According to one pastor who claims to have had a hand in the drafting of Grooms’ bill, that is the goal of the proposed provision in South Carolina. At an event in September at his church – which it appears that Sen. Grooms was attending -- pastor Bobby Eubanks explained that he planned to “help” the senator write a bill imposing a number of abortion restrictions so that he could “introduce it under his name.”

“My plan is to regulate the industry not to end it,” he said, explaining that regulations such as waiting periods and mandatory sonograms raise costs and therefore make abortions less affordable for the “girls” who are seeking them. “How you get the costs to go up is you regulate it,” he said, telling the story of a woman he met who said she was barely able to scrape up $500 for an abortion.

He also touted the admitting privileges provision, claiming that abortion clinics won’t help women who experience complications: “The girl, if she’s down there and she starts bleeding when she comes out, she’s on her own.”

But he also made clear the real reason he was pushing the provision, saying, “not a hospital in South Carolina” would actually grant the required privileges.

Eubanks then announced that he would track down any legislator who opposed his bill and “stand in front of their church and say, ‘You have a member of your church who promotes killing babies.’”

We left a message with Sen.

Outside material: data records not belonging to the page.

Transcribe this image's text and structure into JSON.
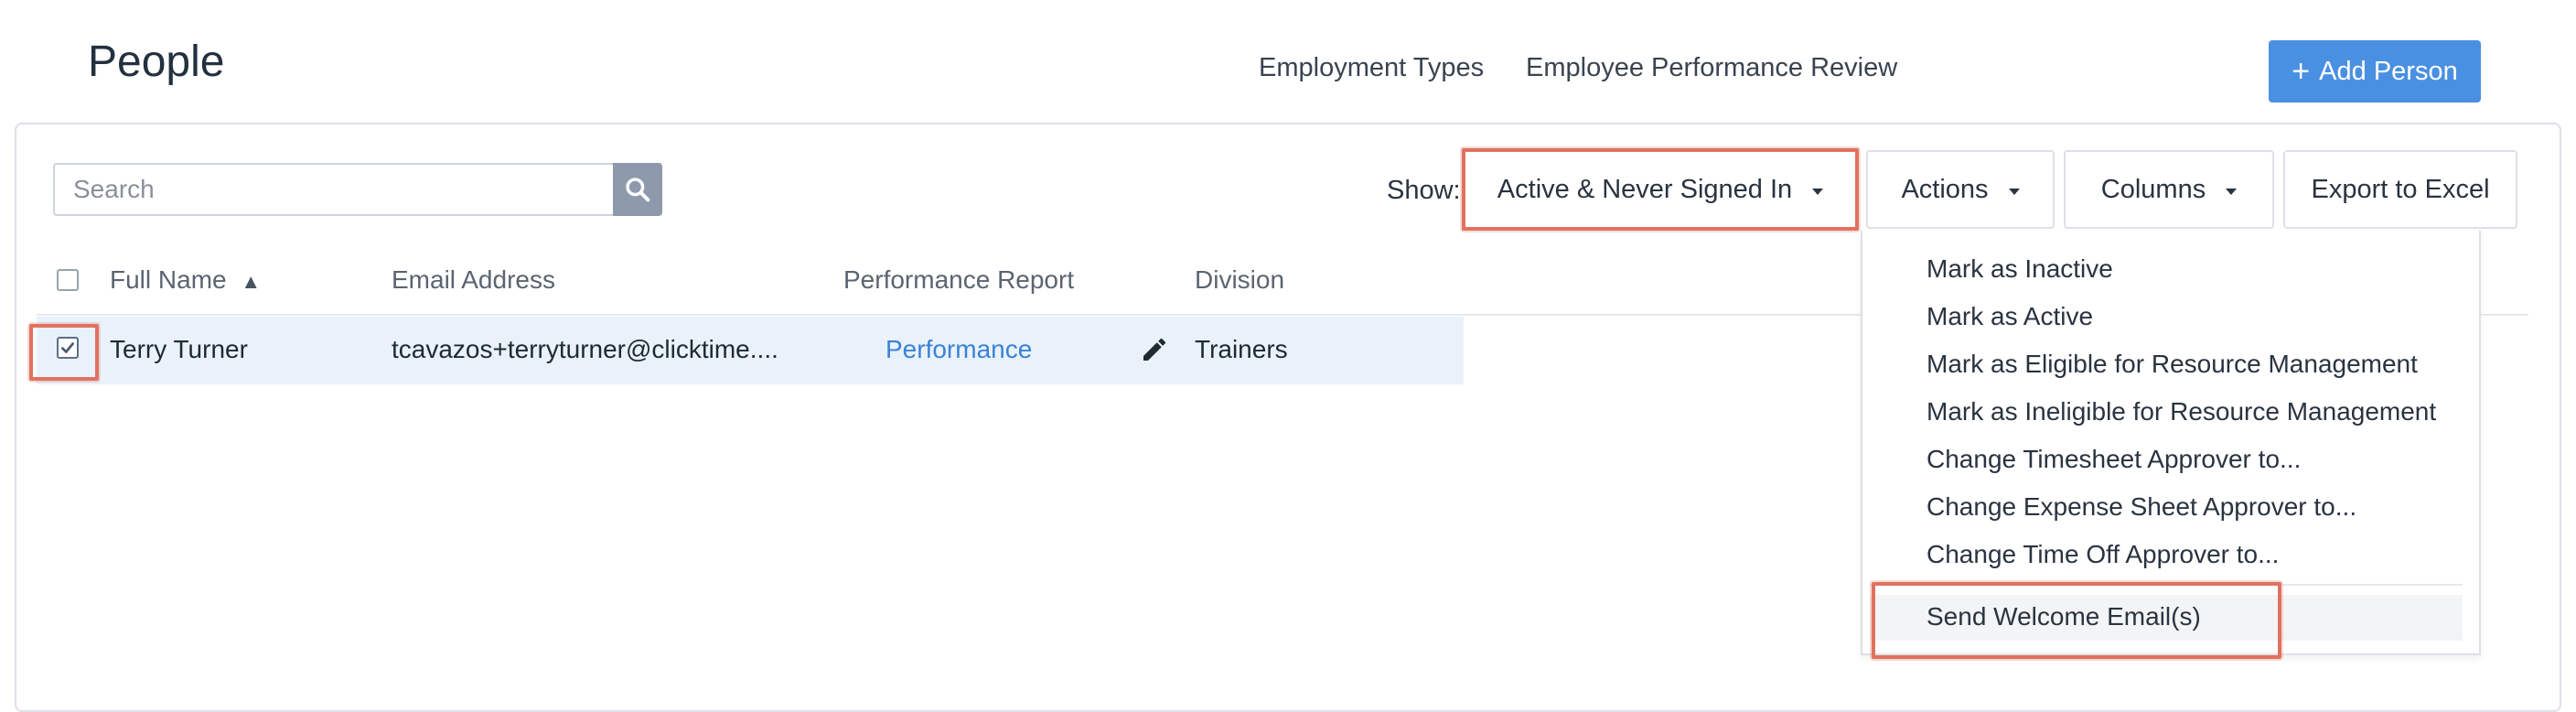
{
  "header": {
    "title": "People",
    "links": [
      "Employment Types",
      "Employee Performance Review"
    ],
    "add_button": {
      "icon": "+",
      "label": "Add Person"
    }
  },
  "toolbar": {
    "search_placeholder": "Search",
    "show_label": "Show:",
    "show_value": "Active & Never Signed In",
    "actions_label": "Actions",
    "columns_label": "Columns",
    "export_label": "Export to Excel"
  },
  "table": {
    "columns": [
      "Full Name",
      "Email Address",
      "Performance Report",
      "Division"
    ],
    "sort_indicator": "▲",
    "rows": [
      {
        "name": "Terry Turner",
        "email": "tcavazos+terryturner@clicktime....",
        "performance": "Performance",
        "division": "Trainers",
        "checked": true
      }
    ]
  },
  "actions_menu": {
    "items": [
      "Mark as Inactive",
      "Mark as Active",
      "Mark as Eligible for Resource Management",
      "Mark as Ineligible for Resource Management",
      "Change Timesheet Approver to...",
      "Change Expense Sheet Approver to...",
      "Change Time Off Approver to..."
    ],
    "highlighted_item": "Send Welcome Email(s)"
  },
  "colors": {
    "primary": "#4a90e2",
    "link": "#3b82d6",
    "highlight_border": "#e07260",
    "row_selected": "#e9f2fb"
  },
  "icons": {
    "search": "search-icon",
    "sort": "sort-ascending-icon",
    "edit": "pencil-icon",
    "caret": "caret-down-icon",
    "check": "check-icon"
  }
}
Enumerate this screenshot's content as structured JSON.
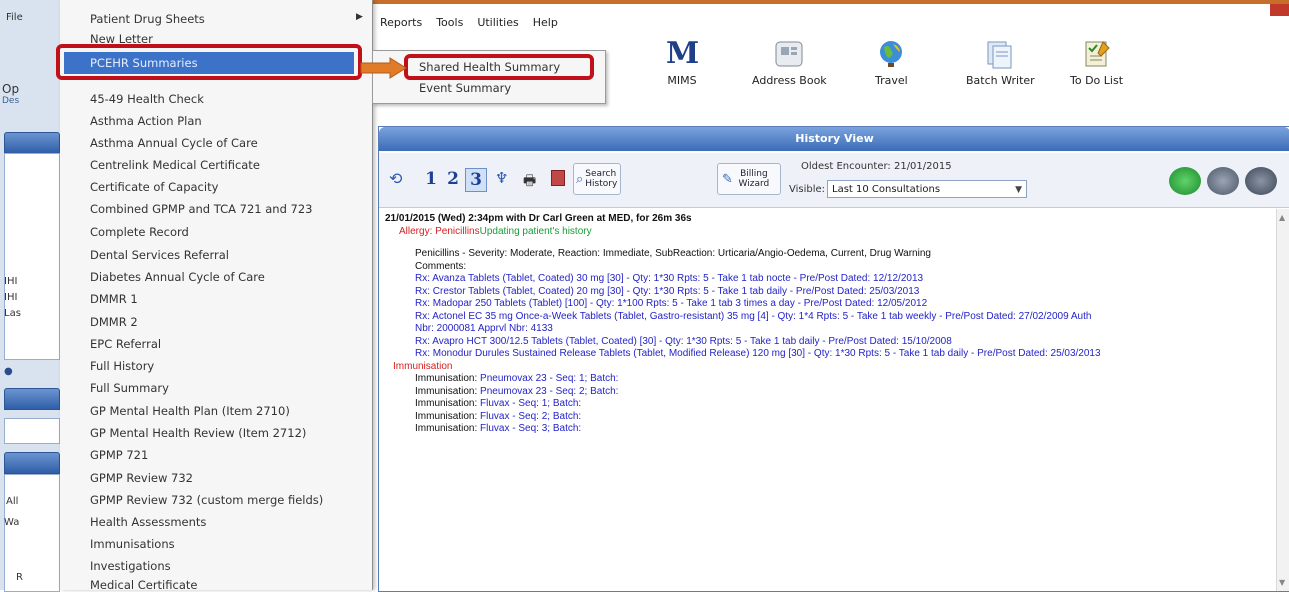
{
  "app": {
    "left_fragments": [
      "File",
      "Op",
      "Des",
      "IHI",
      "IHI",
      "Las",
      "All",
      "Wa",
      "R"
    ]
  },
  "menubar": [
    "Reports",
    "Tools",
    "Utilities",
    "Help"
  ],
  "toolbar": [
    {
      "label": "MIMS",
      "icon": "mims-icon"
    },
    {
      "label": "Address Book",
      "icon": "address-book-icon"
    },
    {
      "label": "Travel",
      "icon": "globe-icon"
    },
    {
      "label": "Batch Writer",
      "icon": "batch-writer-icon"
    },
    {
      "label": "To Do List",
      "icon": "todo-list-icon"
    }
  ],
  "left_menu": {
    "items": [
      "Patient Drug Sheets",
      "New Letter",
      "PCEHR Summaries",
      "45-49 Health Check",
      "Asthma Action Plan",
      "Asthma Annual Cycle of Care",
      "Centrelink Medical Certificate",
      "Certificate of Capacity",
      "Combined GPMP and TCA 721 and 723",
      "Complete Record",
      "Dental Services Referral",
      "Diabetes Annual Cycle of Care",
      "DMMR 1",
      "DMMR 2",
      "EPC Referral",
      "Full History",
      "Full Summary",
      "GP Mental Health Plan (Item 2710)",
      "GP Mental Health Review (Item 2712)",
      "GPMP 721",
      "GPMP Review 732",
      "GPMP Review 732 (custom merge fields)",
      "Health Assessments",
      "Immunisations",
      "Investigations",
      "Medical Certificate"
    ],
    "highlighted_index": 2
  },
  "submenu": {
    "items": [
      "Shared Health Summary",
      "Event Summary"
    ],
    "highlighted_index": 0
  },
  "history_view": {
    "title": "History View",
    "pages": [
      "1",
      "2",
      "3"
    ],
    "selected_page": "3",
    "search_label": "Search History",
    "billing_label": "Billing Wizard",
    "oldest_encounter": "Oldest Encounter: 21/01/2015",
    "visible_label": "Visible:",
    "visible_value": "Last 10 Consultations",
    "header": "21/01/2015 (Wed) 2:34pm with Dr Carl Green at MED, for 26m 36s",
    "allergy_label": "Allergy:",
    "allergy_name": "Penicillins",
    "allergy_status": "Updating patient's history",
    "allergy_detail": "Penicillins - Severity: Moderate, Reaction: Immediate, SubReaction: Urticaria/Angio-Oedema, Current, Drug Warning",
    "comments_label": "Comments:",
    "prescriptions": [
      "Rx: Avanza Tablets (Tablet, Coated) 30 mg [30] - Qty: 1*30 Rpts: 5 - Take 1 tab nocte - Pre/Post Dated: 12/12/2013",
      "Rx: Crestor Tablets (Tablet, Coated) 20 mg [30] - Qty: 1*30 Rpts: 5 - Take 1 tab daily - Pre/Post Dated: 25/03/2013",
      "Rx: Madopar 250 Tablets (Tablet) [100] - Qty: 1*100 Rpts: 5 - Take 1 tab 3 times a day - Pre/Post Dated: 12/05/2012",
      "Rx: Actonel EC 35 mg Once-a-Week Tablets (Tablet, Gastro-resistant) 35 mg [4] - Qty: 1*4 Rpts: 5 - Take 1 tab weekly - Pre/Post Dated: 27/02/2009 Auth",
      "Nbr: 2000081 Apprvl Nbr: 4133",
      "Rx: Avapro HCT 300/12.5 Tablets (Tablet, Coated) [30] - Qty: 1*30 Rpts: 5 - Take 1 tab daily - Pre/Post Dated: 15/10/2008",
      "Rx: Monodur Durules Sustained Release Tablets (Tablet, Modified Release) 120 mg [30] - Qty: 1*30 Rpts: 5 - Take 1 tab daily - Pre/Post Dated: 25/03/2013"
    ],
    "immunisation_heading": "Immunisation",
    "immunisations": [
      {
        "label": "Immunisation:",
        "value": "Pneumovax 23 - Seq: 1; Batch:"
      },
      {
        "label": "Immunisation:",
        "value": "Pneumovax 23 - Seq: 2; Batch:"
      },
      {
        "label": "Immunisation:",
        "value": "Fluvax - Seq: 1; Batch:"
      },
      {
        "label": "Immunisation:",
        "value": "Fluvax - Seq: 2; Batch:"
      },
      {
        "label": "Immunisation:",
        "value": "Fluvax - Seq: 3; Batch:"
      }
    ]
  },
  "colors": {
    "highlight_box": "#c0101a",
    "arrow": "#e07b2a",
    "menu_selection": "#3c73c8",
    "titlebar": "#3b6cb8"
  }
}
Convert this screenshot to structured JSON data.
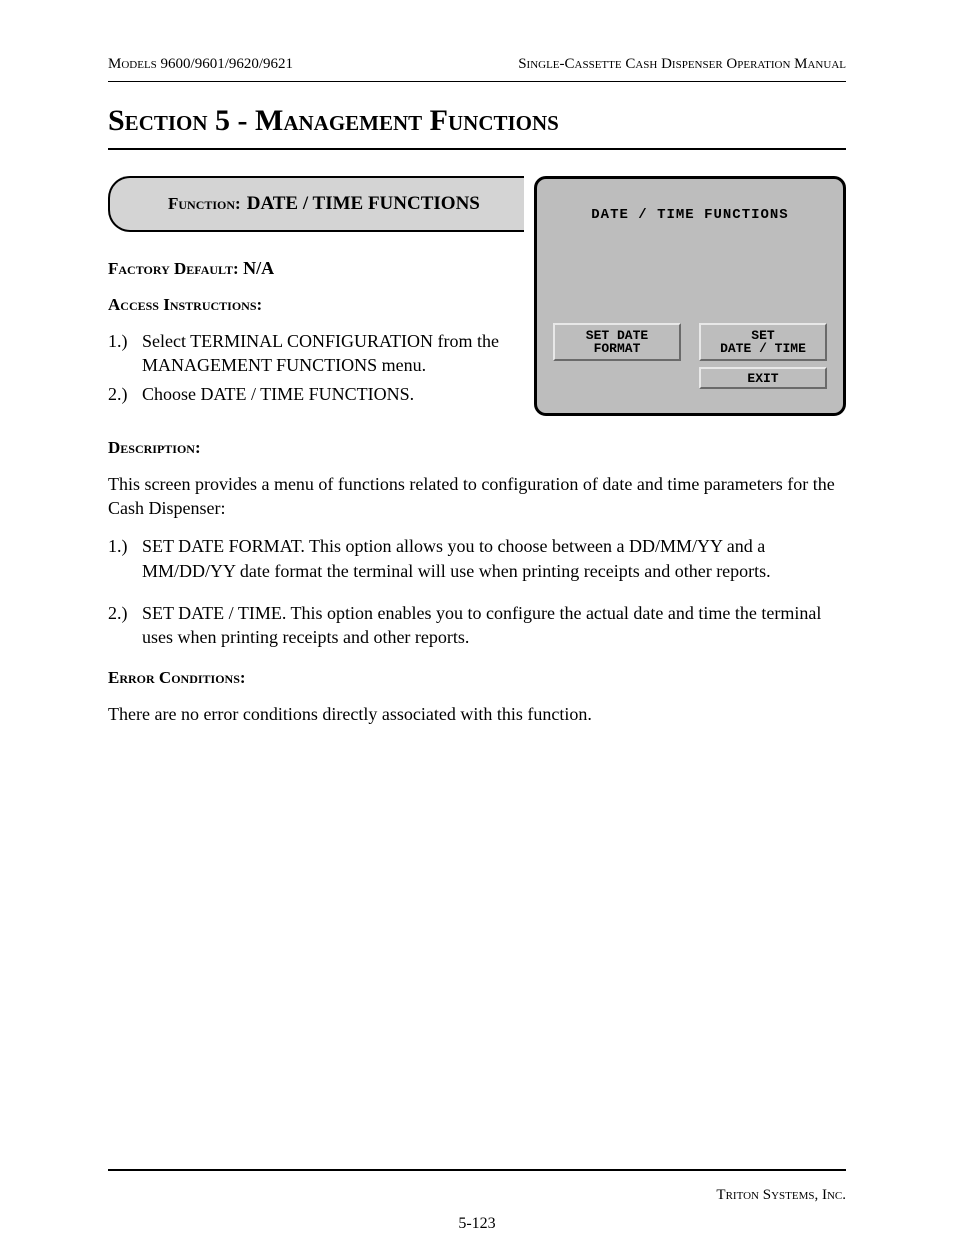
{
  "header": {
    "models_label": "Models",
    "models_value": "9600/9601/9620/9621",
    "manual_title": "Single-Cassette Cash Dispenser Operation Manual"
  },
  "section_title": "Section 5 - Management Functions",
  "function_bar": {
    "label": "Function:",
    "value": "DATE / TIME FUNCTIONS"
  },
  "terminal": {
    "title": "DATE / TIME FUNCTIONS",
    "btn_left": "SET DATE\nFORMAT",
    "btn_right_top": "SET\nDATE / TIME",
    "btn_right_bot": "EXIT"
  },
  "factory_default": {
    "label": "Factory Default:",
    "value": "N/A"
  },
  "access_instructions": {
    "label": "Access Instructions:",
    "items": [
      {
        "num": "1.)",
        "text": "Select TERMINAL CONFIGURATION from the MANAGEMENT FUNCTIONS menu."
      },
      {
        "num": "2.)",
        "text": "Choose DATE / TIME FUNCTIONS."
      }
    ]
  },
  "description": {
    "label": "Description:",
    "intro": "This screen provides a menu of functions related to configuration of date and time parameters for the Cash Dispenser:",
    "items": [
      {
        "num": "1.)",
        "text": "SET DATE FORMAT. This option allows you to choose between a DD/MM/YY and a MM/DD/YY date format the terminal will use when printing receipts and other reports."
      },
      {
        "num": "2.)",
        "text": "SET DATE / TIME. This option enables you  to configure the actual date and time the terminal uses when printing receipts and other reports."
      }
    ]
  },
  "error_conditions": {
    "label": "Error Conditions:",
    "text": "There are no error conditions directly associated with this function."
  },
  "footer": {
    "company": "Triton Systems, Inc.",
    "page": "5-123"
  }
}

Grooms’ office asking if Eubanks did in fact have a hand in writing the bill, and will update this post if we hear back from them.

It appears that the two are at least occasional collaborators. On the day that Grooms filed his bill, he joined Eubanks and his fellow state senator Lee Bright – currently the top-polling primary challenger to Sen. Lindsey Graham – at a protest in front of a Charleston hospital that provides reproductive medicine training to its residents.

Eubanks has some other notable views about abortion and other issues. At an event in July also attended by U.S. Sen. Tim Scott and Sen. Bright, Eubanks declared that he would “be in jail” if Hillary Clinton became president, suggested that Clinton had Ambassador Chris Stevens killed in Benghazi “because he knew stuff he was trying to move up the ladder,” claimed that “abortion continues to be because people don’t want biracial children,” warned that marriage equality would lead to “Braveheart”-style government destruction of marriage, and explained that slavery was “not about racism” but instead was “an accepted way of economics throughout the world.” In fact, when it comes to slavery, he said, “the real fault lies with Africa for selling their people to slave traders.”